Юлия Сафронова – Русское общество в зеркале революционного террора. 1879–1881 годы (страница 43)
Иначе подходит к проблеме М.Б. Могильнер, которая ищет корни оправдания терроризма не в пропаганде революционеров, воздействовавшей на общество, а в художественной литературе и публицистике. С ее точки зрения, усилиями литераторов была создана «мифология радикализма», оказывавшая влияние как на представителей «подпольной России», так и на членов общества.

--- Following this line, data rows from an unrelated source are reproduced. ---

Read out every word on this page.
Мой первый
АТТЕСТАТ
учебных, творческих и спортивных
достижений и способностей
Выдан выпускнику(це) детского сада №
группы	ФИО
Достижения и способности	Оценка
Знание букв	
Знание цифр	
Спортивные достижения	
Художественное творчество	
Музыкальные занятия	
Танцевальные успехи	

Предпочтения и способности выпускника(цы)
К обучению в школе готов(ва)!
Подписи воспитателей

Только она обладала «потенциальной возможностью обеспечить радикализму столь необходимую для его выживания моральную поддержку общества»[917]. Таким образом, М.Б. Могильнер преодолевает представление о пассивности общества, присутствующее в рассуждениях А.С. Баранова.
А.С. Баранов и М.Б. Могильнер обращаются в своих работах к такому образу террориста, который способен вызывать поддержку и сочувствие общества. Тип террориста-«мученика» не был единственным. Анализ информационного поля проблемы терроризма позволяет утверждать, что в 1879–1881 годах существовало множество альтернативных образов террориста, служивших как оправданию, так и осуждению покушений. Нельзя говорить о том, что общество пассивно принимало или отвергало предлагаемые ему модели террориста. Напротив, объяснения террора, особенно предлагавшиеся на страницах печати, были результатом обобщения той интеллектуальной работы, которая велась в разных кругах общества. Анализ определений, с помощью которых возможно было назвать исполнителя террористического акта и обозначить его деятельность, позволяет выявить специфику восприятия русским обществом исполнителей террористических актов.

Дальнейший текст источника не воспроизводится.